Jeffrey Kleintop, CFA and Chief Market Strategist for LPL Financial contributed the following for us this week:
“Recent years have seen extremes one way or the other. We see a “middle-of-the-road” 2011 that offers investors modest single-digit gains for stocks, low-to mid-single-digit gains for bonds and an economy in the United States that muddles along at a 2.5 to 3% pace.”
Susan’s Take on 2011 – I agree that 2011 is likely to be less dramatic than recent years, I will be looking to boost the aforementioned modest gain projections by focusing on the following sectors: Science & Technology, Global High Yield Bonds. This coming year is likely to be one in which I actively take profits as earned and look for innovative ways to reinvest them. Other areas that may become a focus are: Global Health Care, Commodities, and Energy Technology.
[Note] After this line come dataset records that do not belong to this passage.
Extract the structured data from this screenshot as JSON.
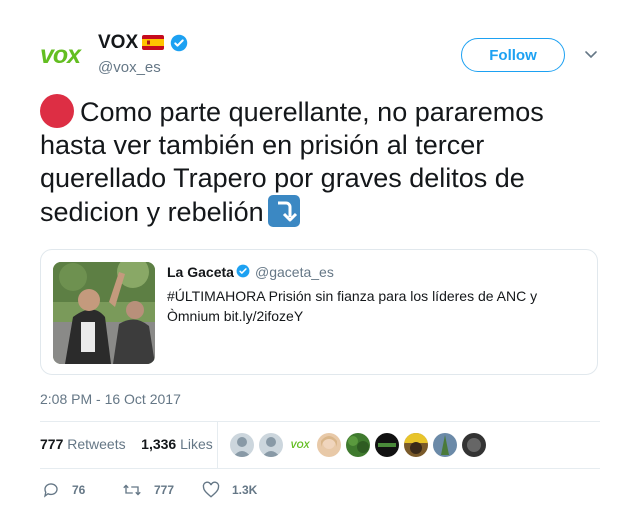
{
  "header": {
    "logo_text": "vox",
    "display_name": "VOX",
    "handle": "@vox_es",
    "follow_label": "Follow"
  },
  "tweet": {
    "text": "Como parte querellante, no pararemos hasta ver también en prisión al tercer querellado Trapero por graves delitos de sedicion y rebelión"
  },
  "quote": {
    "name": "La Gaceta",
    "handle": "@gaceta_es",
    "text": "#ÚLTIMAHORA Prisión sin fianza para los líderes de ANC y Òmnium bit.ly/2ifozeY"
  },
  "timestamp": "2:08 PM - 16 Oct 2017",
  "stats": {
    "retweets_count": "777",
    "retweets_label": "Retweets",
    "likes_count": "1,336",
    "likes_label": "Likes"
  },
  "likers_avatar_vox_text": "VOX",
  "actions": {
    "replies": "76",
    "retweets": "777",
    "likes": "1.3K"
  },
  "colors": {
    "accent": "#1da1f2",
    "vox_green": "#63be21",
    "red_circle": "#dd2e44",
    "muted": "#657786"
  },
  "icons": [
    "vox-logo",
    "spain-flag-icon",
    "verified-badge-icon",
    "chevron-down-icon",
    "red-circle-emoji",
    "arrow-down-emoji",
    "reply-icon",
    "retweet-icon",
    "like-icon"
  ]
}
Since many are still enjoying some down time until around January 3rd, I thought I would share my holiday reading list:
The Big Short by Michael Lewis
Cleopatra by Stacy Schiff
Brain Rules by John Medina
Happy New Year To All !
Important disclosures: International investing involves special risks such as currency fluctuation and political instability and may not be suitable for all investors. Because of their narrow focus, sector investing will be subject to greater volatility than investing more broadly across many sectors and companies. Bonds are subject to market and interest rate risk if sold prior to maturity. Bond values and yields will decline as interest rates rise and bonds are subject to availability and change in price.